En él también fuisteis circuncidados con circuncisión no hecha a mano, al echar de vosotros el cuerpo pecaminoso carnal, en la circuncisión de Cristo; sepultados con él en el bautismo, en el cual fuisteis también resucitados con él, mediante la fe en el poder de Dios que le levantó de los muertos. (Colosenses 2:11–12)
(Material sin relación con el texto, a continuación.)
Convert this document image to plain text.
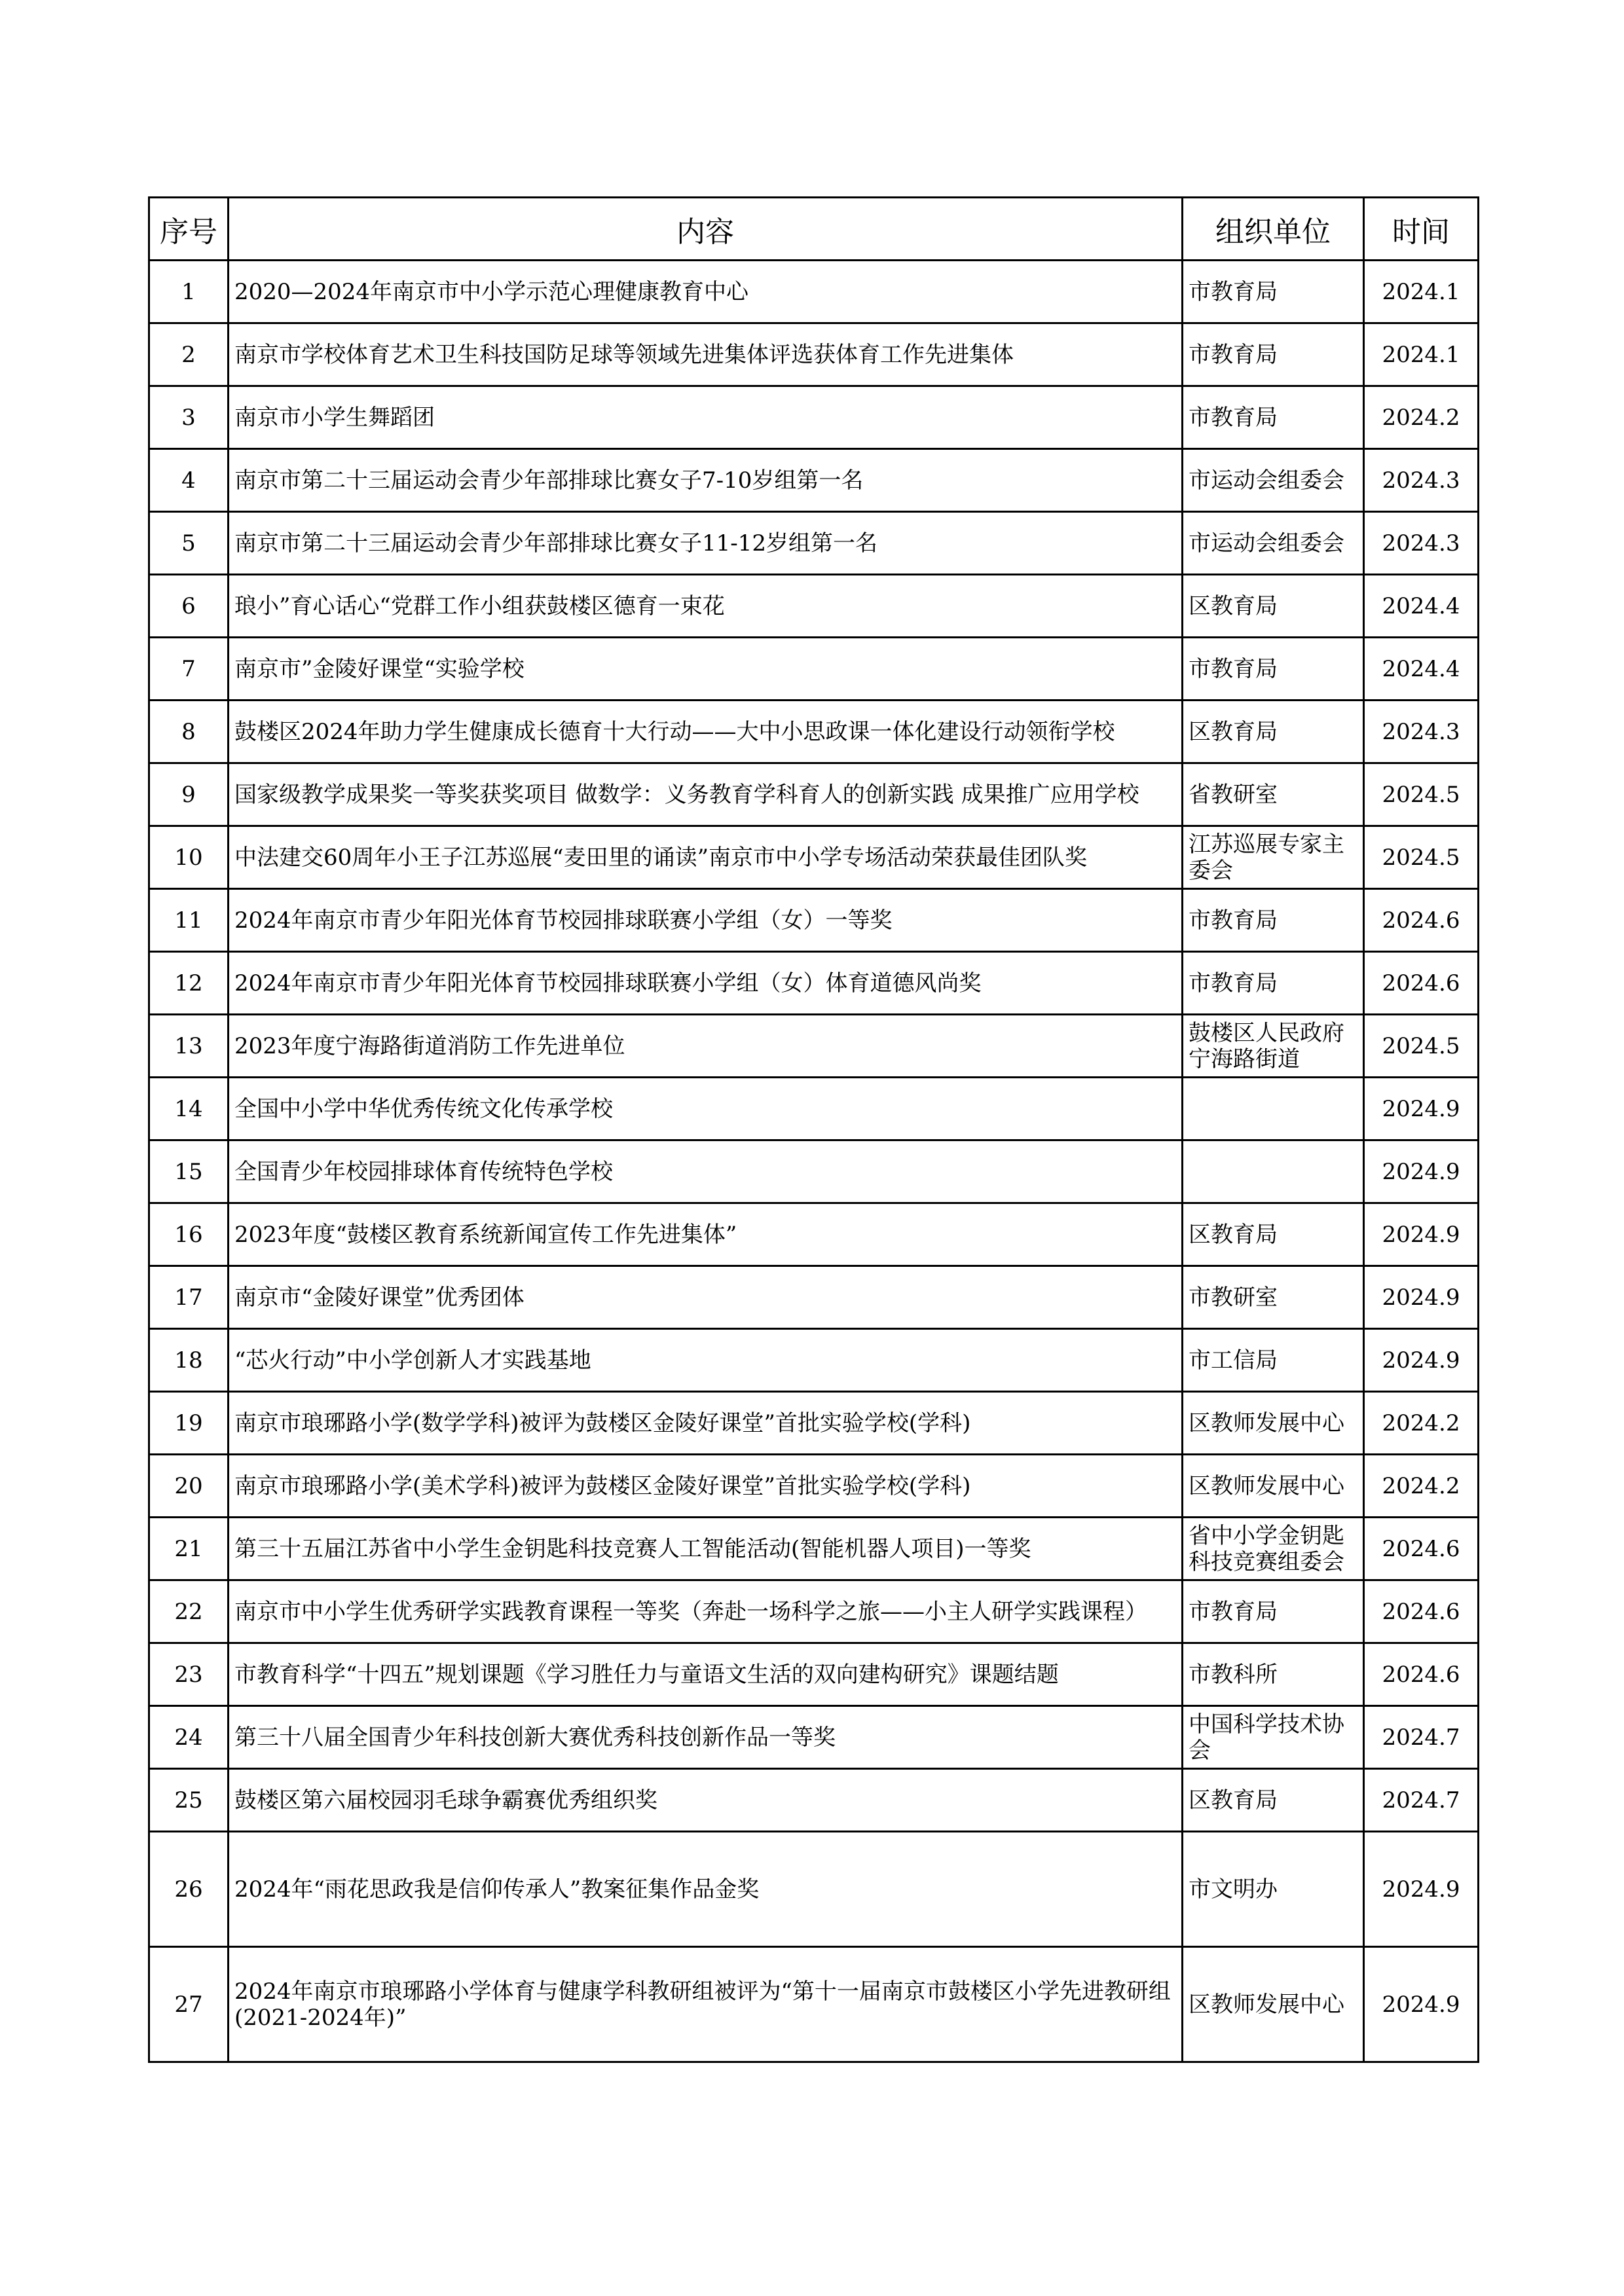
序号	内容	组织单位	时间
1	2020—2024年南京市中小学示范心理健康教育中心	市教育局	2024.1
2	南京市学校体育艺术卫生科技国防足球等领域先进集体评选获体育工作先进集体	市教育局	2024.1
3	南京市小学生舞蹈团	市教育局	2024.2
4	南京市第二十三届运动会青少年部排球比赛女子7-10岁组第一名	市运动会组委会	2024.3
5	南京市第二十三届运动会青少年部排球比赛女子11-12岁组第一名	市运动会组委会	2024.3
6	琅小”育心话心“党群工作小组获鼓楼区德育一束花	区教育局	2024.4
7	南京市”金陵好课堂“实验学校	市教育局	2024.4
8	鼓楼区2024年助力学生健康成长德育十大行动——大中小思政课一体化建设行动领衔学校	区教育局	2024.3
9	国家级教学成果奖一等奖获奖项目 做数学：义务教育学科育人的创新实践 成果推广应用学校	省教研室	2024.5
10	中法建交60周年小王子江苏巡展“麦田里的诵读”南京市中小学专场活动荣获最佳团队奖	江苏巡展专家主委会	2024.5
11	2024年南京市青少年阳光体育节校园排球联赛小学组（女）一等奖	市教育局	2024.6
12	2024年南京市青少年阳光体育节校园排球联赛小学组（女）体育道德风尚奖	市教育局	2024.6
13	2023年度宁海路街道消防工作先进单位	鼓楼区人民政府宁海路街道	2024.5
14	全国中小学中华优秀传统文化传承学校		2024.9
15	全国青少年校园排球体育传统特色学校		2024.9
16	2023年度“鼓楼区教育系统新闻宣传工作先进集体”	区教育局	2024.9
17	南京市“金陵好课堂”优秀团体	市教研室	2024.9
18	“芯火行动”中小学创新人才实践基地	市工信局	2024.9
19	南京市琅琊路小学(数学学科)被评为鼓楼区金陵好课堂”首批实验学校(学科)	区教师发展中心	2024.2
20	南京市琅琊路小学(美术学科)被评为鼓楼区金陵好课堂”首批实验学校(学科)	区教师发展中心	2024.2
21	第三十五届江苏省中小学生金钥匙科技竞赛人工智能活动(智能机器人项目)一等奖	省中小学金钥匙科技竞赛组委会	2024.6
22	南京市中小学生优秀研学实践教育课程一等奖（奔赴一场科学之旅——小主人研学实践课程）	市教育局	2024.6
23	市教育科学“十四五”规划课题《学习胜任力与童语文生活的双向建构研究》课题结题	市教科所	2024.6
24	第三十八届全国青少年科技创新大赛优秀科技创新作品一等奖	中国科学技术协会	2024.7
25	鼓楼区第六届校园羽毛球争霸赛优秀组织奖	区教育局	2024.7
26	2024年“雨花思政我是信仰传承人”教案征集作品金奖	市文明办	2024.9
27	2024年南京市琅琊路小学体育与健康学科教研组被评为“第十一届南京市鼓楼区小学先进教研组(2021-2024年)”	区教师发展中心	2024.9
Este pasaje nos invita a reflexionar sobre nuestra transformación espiritual en Cristo. La circuncisión en el Antiguo Testamento era un símbolo del pacto de Dios con su pueblo, pero aquí se nos enseña que ahora, en Cristo, la verdadera circuncisión no es externa, sino interna y espiritual. Se trata de cortar de nuestras vidas el pecado, despojándonos de nuestra naturaleza pecaminosa.
A través de Cristo, hemos sido circuncidados espiritualmente. Esto significa que, por su sacrificio, nuestros corazones han sido transformados, y ya no somos esclavos de nuestro pecado (Juan 8:36). Este cambio radical es el principio de una vida nueva en Él. Nuestro viejo «yo» ha sido enterrado con Cristo en el bautismo, y, así como Él resucitó, también hemos sido resucitados a una nueva vida, libre de la condena del pecado y capacitados para vivir en santidad.
Es cierto que el bautismo es una señal visible de esta realidad espiritual. Y al ser sumergidos en el agua, simbolizamos nuestra muerte al pecado. Mientras que al salir del agua, simbolizamos nuestra resurrección con Cristo a una vida nueva. Esta transformación no es por nuestra fuerza, sino «mediante la fe en el poder de Dios» (V12). Es su poder el que nos transforma y nos permite vivir de acuerdo a su voluntad.
Por tanto, recordemos que nuestra identidad está en Cristo, que hemos sido circuncidados espiritualmente por Él, sepultados y resucitados con Él. Lo cual nos invita a vivir con gratitud, entregados por completo a Dios, dejando atrás la vieja vida de pecado y caminando en la nueva vida que Él nos ha dado.